# All The Aires In France 3rd edition



## RichardnGill (Aug 31, 2006)

We have all the Aires in France 2nd edition, does anyone know if its worth getting the 3rd edition?

Or is there another alternative in english?


Richard...


----------



## geraldandannie (Jun 4, 2006)

Hi Richard

We found the 3rd edition easier to use (the maps at the front are better), and obviously it's more up to date. There are a number of listed aires that have CLOSED written across them in the book.

I think we used getting on for 40 aires from the book this spring, and didn't find any problems (wrong GPS, closed aires, etc).

It depends on how much you intend to use it, but we're glad we bought it just before we set off.

Gerald


----------



## SidT (May 9, 2005)

Depends on how much you use it.

2nd edition has 1600 sites with 1300 of them inspected.

3rd edition has 2100 sites inspected, photographed and evaluated ( it says on the cover ) personaly I think 3rd edition is better.

Happy travels Sid


----------



## angie (May 16, 2005)

Hi Richard,
Another vote here for the 3rd edition


----------



## greenasthegrass (Oct 27, 2007)

When are you going Richard?

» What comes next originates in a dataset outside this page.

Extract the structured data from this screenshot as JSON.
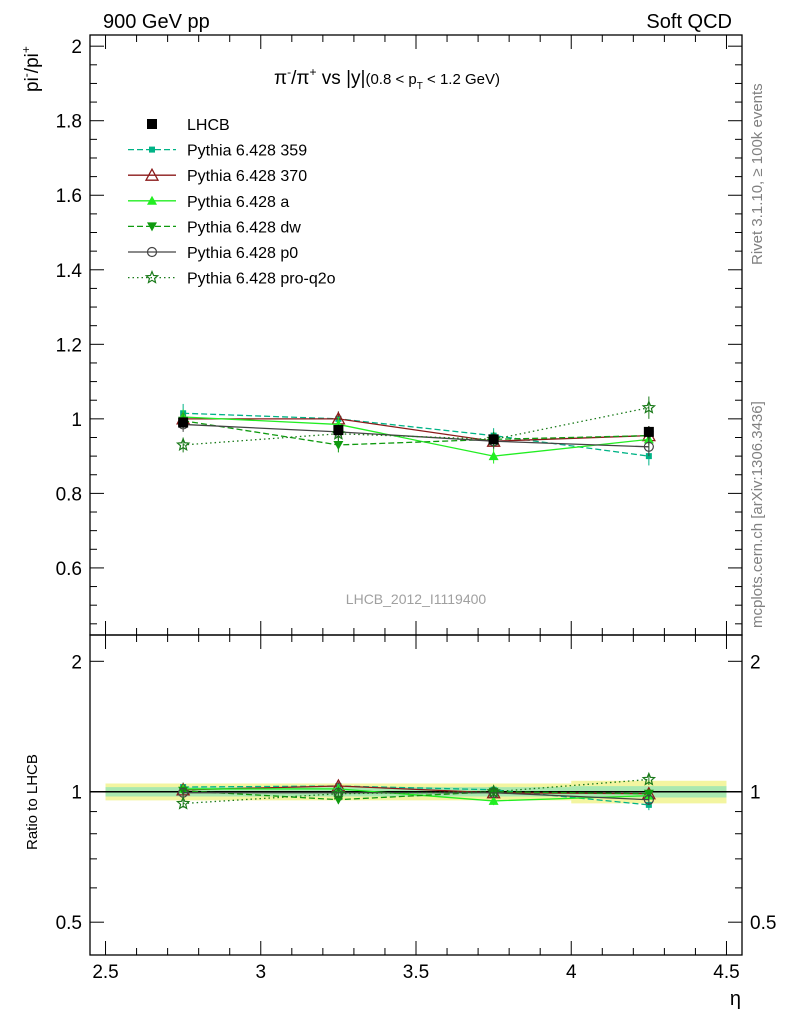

You can borrow ours if you want if not going same time as us saves buying one!


Greenie


----------



## RichardnGill (Aug 31, 2006)

Thanks for the very kind offer Greenie, we are going from July 27th to August 14th.

I guess the problem would be getting and returning it if, as you normally go when we come back?

Wheres ya been, not seen you for a long time  



Richard...


----------



## iandsm (May 18, 2007)

*3rd edition*

Yes, it is. Very good for the price.


----------



## tude (Feb 9, 2008)

*3RD EDITION*

WELL IM A BIT DIFFERENT I THINK THE 2ND EDITION IS EASYER TO USE BUT THE NEW ONE HAS LPG STATIONS ASWELL WHICH IS USEFULL


----------